Resisting arrest is a Class A misdemeanor in St. Charles County. If convicted, he could be sentenced up to a year in jail and/or fined up to $1,000.
In a statement released Thursday, the Jets said they are gathering more information but declined further comment, noting it is a pending legal matter.
A probable cause statement, released by police, said Richardson endangered the welfare of a child in the first degree. There were three passengers in the car, including the 12-year-old. The others were adult males.
Richardson was the only person charged, but there were no gun, marijuana or child endangerment charges, according to the prosecutor.
Even though police sought a felony charge for child endangerment, the prosecutor's office -- after a two-week investigation -- decided not to charge Richardson because "we didn't think there was enough evidence to support that beyond a reasonable doubt," prosecuting attorney Tim Lohmar told ESPN.com on Friday morning.
"You might think, 'He was driving 143 mph with a child in the backseat, isn't that enough?'" Lohmar said. "There has to be some sort of intent on the part of the actor, causing immediate danger to the child. We looked at it closely, but we felt there wasn't enough."
Officials didn't reveal the identity of the child, but it's believed it may have been a relative of Richardson. In such cases, authorities sometimes find it difficult to prosecute because there can be a lack of cooperation from the child's family.
Lohmar said there were no drug-related charges because police found no marijuana in the car.
"We're pretty darn sure we know what was going on there," he said. "It reeked of marijuana ... but without the (marijuana) itself, you don't have enough evidence to support drug charges."
There was "nothing illegal whatsoever" with regard to the handgun, according to Lohmar. Guns are legal in Missouri, and Richardson possessed it in the proper manner, he said.
Police said they spotted two cars traveling at "exceedingly high rates of speed" on Interstate 64, suspecting a road race.
Richardson's Bentley sped away to avoid police, exiting the highway and parking in the driveway of a home, according to the prosecutor. Richardson turned off the lights, but police found him because they spotted his brake lights on.
Richardson exited the vehicle, complied with police and was issued a summons.
The probable cause statement, submitted by the officer on the scene, said Richardson was clocked at 122 mph, 135 mph and 143 mph. He sped through a red light and briefly lost control of his car to the point where the rear of the Bentley swerved into the oncoming lane of traffic.
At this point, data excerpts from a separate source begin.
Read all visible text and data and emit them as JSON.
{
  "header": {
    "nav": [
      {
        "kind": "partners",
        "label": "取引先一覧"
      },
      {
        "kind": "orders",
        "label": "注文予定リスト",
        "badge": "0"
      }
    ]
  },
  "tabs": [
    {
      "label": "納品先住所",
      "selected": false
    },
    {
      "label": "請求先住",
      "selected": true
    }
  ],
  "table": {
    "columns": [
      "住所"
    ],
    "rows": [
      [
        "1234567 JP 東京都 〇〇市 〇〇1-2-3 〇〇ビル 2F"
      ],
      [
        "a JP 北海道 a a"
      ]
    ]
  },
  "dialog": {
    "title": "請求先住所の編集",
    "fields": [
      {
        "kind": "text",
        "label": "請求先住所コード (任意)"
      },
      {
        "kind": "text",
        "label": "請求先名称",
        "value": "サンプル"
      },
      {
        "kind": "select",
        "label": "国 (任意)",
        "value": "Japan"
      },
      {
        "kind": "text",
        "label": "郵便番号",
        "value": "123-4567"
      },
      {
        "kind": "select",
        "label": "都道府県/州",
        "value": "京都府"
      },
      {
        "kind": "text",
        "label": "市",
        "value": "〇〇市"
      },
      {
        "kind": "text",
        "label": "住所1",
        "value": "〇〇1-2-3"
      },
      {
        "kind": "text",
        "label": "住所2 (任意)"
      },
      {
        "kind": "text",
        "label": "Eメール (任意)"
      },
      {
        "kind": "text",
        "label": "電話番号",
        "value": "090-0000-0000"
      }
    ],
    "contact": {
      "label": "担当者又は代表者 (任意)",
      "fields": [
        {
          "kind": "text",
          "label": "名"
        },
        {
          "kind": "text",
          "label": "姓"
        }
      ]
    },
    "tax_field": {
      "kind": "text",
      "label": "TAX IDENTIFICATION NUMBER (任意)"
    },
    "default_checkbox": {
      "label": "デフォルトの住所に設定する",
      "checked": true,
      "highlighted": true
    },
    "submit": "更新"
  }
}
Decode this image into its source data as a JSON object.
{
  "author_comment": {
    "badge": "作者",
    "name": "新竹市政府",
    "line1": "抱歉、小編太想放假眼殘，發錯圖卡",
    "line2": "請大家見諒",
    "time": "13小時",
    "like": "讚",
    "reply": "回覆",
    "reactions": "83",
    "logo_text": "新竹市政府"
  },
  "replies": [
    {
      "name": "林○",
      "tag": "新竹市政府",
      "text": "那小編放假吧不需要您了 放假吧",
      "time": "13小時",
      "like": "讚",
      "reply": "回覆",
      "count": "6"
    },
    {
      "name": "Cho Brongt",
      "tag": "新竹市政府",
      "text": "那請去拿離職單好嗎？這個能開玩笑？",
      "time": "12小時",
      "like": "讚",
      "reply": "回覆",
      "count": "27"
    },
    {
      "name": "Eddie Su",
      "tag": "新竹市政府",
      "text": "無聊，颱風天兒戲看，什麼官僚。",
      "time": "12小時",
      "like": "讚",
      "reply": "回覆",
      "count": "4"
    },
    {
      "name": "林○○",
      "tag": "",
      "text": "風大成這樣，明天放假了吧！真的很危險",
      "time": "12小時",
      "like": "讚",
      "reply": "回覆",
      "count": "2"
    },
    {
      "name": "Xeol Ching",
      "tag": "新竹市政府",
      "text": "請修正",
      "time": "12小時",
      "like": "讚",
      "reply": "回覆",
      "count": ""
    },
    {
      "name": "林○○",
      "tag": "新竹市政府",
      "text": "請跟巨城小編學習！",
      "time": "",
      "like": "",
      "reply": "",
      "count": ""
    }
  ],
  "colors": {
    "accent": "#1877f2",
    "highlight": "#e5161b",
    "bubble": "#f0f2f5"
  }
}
Richardson was ordered out of the car at gunpoint because he was "appearing to reach for something between his feet upon being ordered to stop," the police report said. The loaded handgun was recovered from underneath the driver's side floormat. At that point, police "smelled a very strong odor of burned marijuana emanating from the vehicle."
Speaking to reporters Thursday, shortly before reports of his arrest surfaced, Richardson insisted he was done with marijuana.
"I can say, 'no,' I just chose not to," he said, referring to the violation that led to his suspension. "It was in a depressing time in my offseason, and that's just that. It's just that simple, bro. There's money on the line. My money is worth more than some weed."
By rule, it takes at least three violations to land a four-game suspension. Richardson said he didn't appeal because, "I failed every drug test and missed drug test, so there was no reason to appeal it. I take full accountability for my actions."
Jets coach Todd Bowles, speaking before the arrest became public, said the organization will help Richardson "get help for his problem. .. It'll be a good lesson for him. I'm sure his parents are more disappointed than anybody, and he had to stand that. His actions will speak louder than his words going forward."
Richardson, eligible for the preseason, already has lost his starting job. He was demoted to second team, replaced by No. 1 pick Leonard Williams. Richardson will remain with the backups throughout the preseason, according to Bowles.
"Seeing yourself going from the Pro Bowl to second string, you can't do nothing but be disappointed with yourself," Richardson said.